NFU reaction to Environment Bill's proposed squeeze on abstraction rights

An image of a field of crops being sprayed with water

The government's Environment Bill, announced in the Queen’s Speech on 14 October, includes proposals that, if enacted, will give the Environment Agency significant new powers to change abstraction rights without the need to pay compensation.

The government views the Environment Bill as one of its key vehicles for delivering a bold vision as set out in the 25-Year Environment Plan.

In terms of water use, the government wants to link abstraction licensing more tightly to its goal of restoring water bodies to as close to natural state as possible.

The Bill enables the environmental regulator, the Environment Agency, to propose the variation or revocation of abstraction licences without liability for paying compensation.

Government proposes this provision should apply where environmental damage is caused, or at risk of being caused, by abstraction. The Bill suggests that this power could be used where it is necessary ‘having regard to a relevant environmental objective’, or to ‘otherwise protect the water environment from damage’.

Furthermore, licensed ‘headroom’ volume may be removed without payment of compensation where actual abstraction is consistently less than the licensed volume. The Bill proposes that this provision should apply in cases where less than 75% of licensed volume is used for 12 consecutive years.

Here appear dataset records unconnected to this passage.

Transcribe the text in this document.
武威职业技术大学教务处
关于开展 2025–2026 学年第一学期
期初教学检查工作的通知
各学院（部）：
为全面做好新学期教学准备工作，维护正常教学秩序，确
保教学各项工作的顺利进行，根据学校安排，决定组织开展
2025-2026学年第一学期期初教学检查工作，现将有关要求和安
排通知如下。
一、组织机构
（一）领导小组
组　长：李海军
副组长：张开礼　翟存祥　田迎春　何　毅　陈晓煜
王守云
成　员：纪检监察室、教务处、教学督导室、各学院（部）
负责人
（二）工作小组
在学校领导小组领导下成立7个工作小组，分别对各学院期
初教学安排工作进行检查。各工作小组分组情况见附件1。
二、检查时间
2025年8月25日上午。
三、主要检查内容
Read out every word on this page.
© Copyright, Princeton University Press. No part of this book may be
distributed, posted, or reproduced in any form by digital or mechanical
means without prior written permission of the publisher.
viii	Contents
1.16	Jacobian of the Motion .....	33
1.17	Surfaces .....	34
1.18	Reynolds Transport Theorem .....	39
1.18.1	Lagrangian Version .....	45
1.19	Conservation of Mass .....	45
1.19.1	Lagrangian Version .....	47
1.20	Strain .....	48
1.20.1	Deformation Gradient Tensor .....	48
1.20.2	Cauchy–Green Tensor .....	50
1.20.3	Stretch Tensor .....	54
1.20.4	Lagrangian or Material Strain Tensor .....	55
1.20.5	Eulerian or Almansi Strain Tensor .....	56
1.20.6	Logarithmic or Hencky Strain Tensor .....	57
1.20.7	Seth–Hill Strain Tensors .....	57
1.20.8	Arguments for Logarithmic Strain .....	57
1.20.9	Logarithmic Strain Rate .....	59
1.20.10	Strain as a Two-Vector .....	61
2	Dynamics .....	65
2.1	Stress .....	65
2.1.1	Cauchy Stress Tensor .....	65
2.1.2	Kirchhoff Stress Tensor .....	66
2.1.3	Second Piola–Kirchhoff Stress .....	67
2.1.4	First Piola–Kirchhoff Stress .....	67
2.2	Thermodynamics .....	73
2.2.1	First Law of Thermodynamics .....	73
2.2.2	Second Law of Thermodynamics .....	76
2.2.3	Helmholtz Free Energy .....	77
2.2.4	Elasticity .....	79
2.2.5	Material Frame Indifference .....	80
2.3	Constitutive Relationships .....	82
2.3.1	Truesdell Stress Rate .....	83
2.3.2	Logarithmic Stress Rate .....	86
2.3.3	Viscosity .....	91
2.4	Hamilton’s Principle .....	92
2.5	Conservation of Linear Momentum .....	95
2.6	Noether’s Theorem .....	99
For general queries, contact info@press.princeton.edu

New powers to avoid paying compensation to licence holders for the loss of abstraction rights would apply to licences revoked or varied on or after 1 January 2028. This is to give time for the catchment-based approach to bed in and for abstraction licensing to be moved into the environmental permitting regime.

NFU action on this issue

The NFU is strongly opposed to Defra proposals for significant regulatory reform to give the Environment Agency increased powers to vary or revoke abstraction rights without having to offer compensation to licence holders.

The degree of certainty provided by an abstraction licence is important for food producing and manufacturing businesses. For example, business confidence and investment decisions are often made over many years in the knowledge that permission to abstract has been carefully considered and approved by the regulator.

The NFU will continue to engage with Defra and others on this important issue.